How I delete from list L1 nodes whose position are to be found in an ordered list L2?

You have already provided the solution in your question. Function

DeleteNode (struct node* head, int pos)

does already most of what you want to do. It deletes the node with (1-based) index pos from the list passed as argument head. All you have to do is loop over your second list that contains the indices which are to be deleted and call DeleteNode for every element in your second list. So you end up with code like:

struct node* p;

for (p = list2Head; p != NULL; p = p->next)
    DeleteNode (list1Head, p->value);

But before you go for it, I want to put in a brief discussion of your function DeleteNode.

(1) I would suggest to define pos as a zero-based index; just because that's what most C programmers are used to. (Don't forget to modify your second list accordingly.)

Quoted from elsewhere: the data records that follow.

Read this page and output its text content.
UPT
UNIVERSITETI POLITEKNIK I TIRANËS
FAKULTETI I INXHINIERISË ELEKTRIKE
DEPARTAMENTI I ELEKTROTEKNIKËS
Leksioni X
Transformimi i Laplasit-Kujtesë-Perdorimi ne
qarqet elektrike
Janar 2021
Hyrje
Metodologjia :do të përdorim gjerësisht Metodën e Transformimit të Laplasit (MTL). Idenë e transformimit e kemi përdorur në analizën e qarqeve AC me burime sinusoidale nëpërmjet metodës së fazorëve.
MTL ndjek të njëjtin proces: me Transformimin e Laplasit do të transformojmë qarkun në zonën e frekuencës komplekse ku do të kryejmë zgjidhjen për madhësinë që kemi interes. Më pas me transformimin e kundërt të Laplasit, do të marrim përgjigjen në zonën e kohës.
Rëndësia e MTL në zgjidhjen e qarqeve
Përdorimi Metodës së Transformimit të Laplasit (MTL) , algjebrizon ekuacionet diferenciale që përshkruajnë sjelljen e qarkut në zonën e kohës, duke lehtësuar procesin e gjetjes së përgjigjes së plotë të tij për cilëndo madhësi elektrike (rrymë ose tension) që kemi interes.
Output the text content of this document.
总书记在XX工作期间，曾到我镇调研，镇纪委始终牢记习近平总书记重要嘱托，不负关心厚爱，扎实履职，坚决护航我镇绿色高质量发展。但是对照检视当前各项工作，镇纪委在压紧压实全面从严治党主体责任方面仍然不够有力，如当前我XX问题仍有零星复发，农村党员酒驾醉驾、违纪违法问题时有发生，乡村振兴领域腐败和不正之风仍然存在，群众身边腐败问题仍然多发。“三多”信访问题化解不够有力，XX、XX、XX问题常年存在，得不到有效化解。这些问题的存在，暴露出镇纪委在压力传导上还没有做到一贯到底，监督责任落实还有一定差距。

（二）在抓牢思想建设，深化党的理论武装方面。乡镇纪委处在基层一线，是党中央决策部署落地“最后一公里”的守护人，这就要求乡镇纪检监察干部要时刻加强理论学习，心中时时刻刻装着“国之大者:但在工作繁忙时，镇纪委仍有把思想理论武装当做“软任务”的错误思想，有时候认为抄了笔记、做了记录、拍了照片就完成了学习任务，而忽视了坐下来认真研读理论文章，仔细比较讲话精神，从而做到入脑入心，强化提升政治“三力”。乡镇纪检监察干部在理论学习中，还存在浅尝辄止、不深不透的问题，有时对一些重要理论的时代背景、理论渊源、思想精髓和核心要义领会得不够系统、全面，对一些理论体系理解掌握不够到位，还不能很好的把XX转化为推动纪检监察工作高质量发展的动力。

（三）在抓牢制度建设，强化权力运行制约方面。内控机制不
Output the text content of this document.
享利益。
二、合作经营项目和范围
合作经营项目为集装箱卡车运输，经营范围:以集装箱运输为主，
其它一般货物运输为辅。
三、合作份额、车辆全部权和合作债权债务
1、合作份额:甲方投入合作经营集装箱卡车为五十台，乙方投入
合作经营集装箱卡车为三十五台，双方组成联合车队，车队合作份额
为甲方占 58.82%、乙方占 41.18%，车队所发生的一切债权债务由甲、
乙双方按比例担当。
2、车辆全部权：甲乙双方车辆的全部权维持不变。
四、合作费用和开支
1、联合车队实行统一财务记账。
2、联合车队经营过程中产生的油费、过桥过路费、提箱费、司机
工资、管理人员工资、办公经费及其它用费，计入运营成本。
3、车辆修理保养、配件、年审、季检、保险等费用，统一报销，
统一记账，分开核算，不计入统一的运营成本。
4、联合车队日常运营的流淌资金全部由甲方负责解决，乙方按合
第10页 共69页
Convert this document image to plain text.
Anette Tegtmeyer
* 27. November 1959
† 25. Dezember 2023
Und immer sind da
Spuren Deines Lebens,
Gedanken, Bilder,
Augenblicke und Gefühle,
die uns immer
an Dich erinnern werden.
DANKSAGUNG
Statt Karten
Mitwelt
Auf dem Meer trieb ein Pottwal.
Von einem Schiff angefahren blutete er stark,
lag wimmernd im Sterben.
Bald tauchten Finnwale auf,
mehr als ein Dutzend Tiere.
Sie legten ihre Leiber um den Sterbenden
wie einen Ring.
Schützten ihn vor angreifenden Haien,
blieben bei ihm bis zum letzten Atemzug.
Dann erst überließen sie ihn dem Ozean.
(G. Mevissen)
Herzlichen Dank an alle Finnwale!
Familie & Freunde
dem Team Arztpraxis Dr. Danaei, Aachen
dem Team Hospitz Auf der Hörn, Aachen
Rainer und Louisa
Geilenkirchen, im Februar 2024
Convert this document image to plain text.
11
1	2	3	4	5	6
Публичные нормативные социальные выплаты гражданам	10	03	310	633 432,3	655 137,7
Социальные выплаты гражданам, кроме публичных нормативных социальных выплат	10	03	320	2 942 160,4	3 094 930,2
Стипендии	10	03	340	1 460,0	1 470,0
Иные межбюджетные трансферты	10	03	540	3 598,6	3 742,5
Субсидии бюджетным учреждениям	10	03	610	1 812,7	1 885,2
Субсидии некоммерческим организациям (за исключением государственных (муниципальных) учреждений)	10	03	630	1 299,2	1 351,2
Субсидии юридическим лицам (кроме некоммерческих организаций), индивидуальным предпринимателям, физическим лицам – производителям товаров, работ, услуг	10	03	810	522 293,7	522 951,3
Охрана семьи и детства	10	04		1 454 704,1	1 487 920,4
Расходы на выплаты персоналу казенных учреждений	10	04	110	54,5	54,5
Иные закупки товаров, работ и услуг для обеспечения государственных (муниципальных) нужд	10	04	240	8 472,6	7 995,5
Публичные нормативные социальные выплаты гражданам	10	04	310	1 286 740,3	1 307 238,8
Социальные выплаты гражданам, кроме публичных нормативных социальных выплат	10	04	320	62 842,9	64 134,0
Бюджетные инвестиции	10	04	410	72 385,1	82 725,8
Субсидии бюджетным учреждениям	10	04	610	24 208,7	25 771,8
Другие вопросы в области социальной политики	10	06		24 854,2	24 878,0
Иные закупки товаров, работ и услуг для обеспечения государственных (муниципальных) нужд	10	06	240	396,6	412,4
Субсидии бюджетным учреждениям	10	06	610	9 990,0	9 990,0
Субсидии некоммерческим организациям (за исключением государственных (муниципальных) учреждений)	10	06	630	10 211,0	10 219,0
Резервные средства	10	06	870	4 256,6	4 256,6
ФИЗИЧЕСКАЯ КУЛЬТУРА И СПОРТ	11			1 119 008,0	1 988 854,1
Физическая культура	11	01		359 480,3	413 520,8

(2) At the start of the function you call LinkedListLength to get the number of elements in that list. This will probably require a full loop over all elements in the list, eating up many unnecessary CPU cylces. And it can easily be avoided as you are going to iterate over the list anyhow. Here is the code after (1) and (2) have been incorporated:

struct node* DeleteNode (struct node* head, int idx)
{
    struct node* temp = head;
    int i;
 
    if (head != NULL && idx == 0)
        head = head->next; 
    else
    {
        // set temp to the node before the node
        // that should be deleted
        for (i = 1; i < idx && temp->next; ++i)
            temp = temp->next;

        // if we reached the end of the list, idx does
        // not refer to a valid element
        if (temp->next == NULL)
            printf ("ERROR: Node does not exist!\n");
        else
            // remove the node
            temp->next = temp->next->next;
    }
    return head;
}

(3) The DeleteNode function always returns the head-pointer of the list, which is not very useful. It probably should return the deleted element. It is very likely that the element has been dynamically allocated and hence must be returned to the heap after removal. By returning its pointer, the caller of the function has a chance to perform the necessary free. At the same time we can remove the printf statement, which is kind of nasty in a low level routine. Not all future users of your function may want your function to print anything to stdout. Now that we return the deleted element, the caller can detect the problem by looking at the returned node pointer. If it's NULL the function has failed.

struct node* DeleteNode (struct node* head, int idx)
{
    struct node* delNode = NULL;
 
    // check for a valid list
    if (head == 0)
        return NULL;
 
    if (head != NULL && idx == 0)
    {
        delNode = head;
        head = head->next; 
    } 
    else
    {
        // set temp to the node before the node
        // that should be deleted
        struct node* p = head;
        int i;
        for (i = 1; i < idx && p->next; ++i)
            p = p->next;

        // if we reached the end of the list, idx does
        // not refer to a valid element
        if (p->next == NULL)
            return NULL;

        // remove the node
        delNode = p->next;
        p->next = delNode->next;
    }
    return delNode;
}

I have not tested and debugged the code above, but just wanted to pass on a couple of ideas how to improve your code. I'd recommend single-stepping through the code with several test cases.

Hope that was helpful.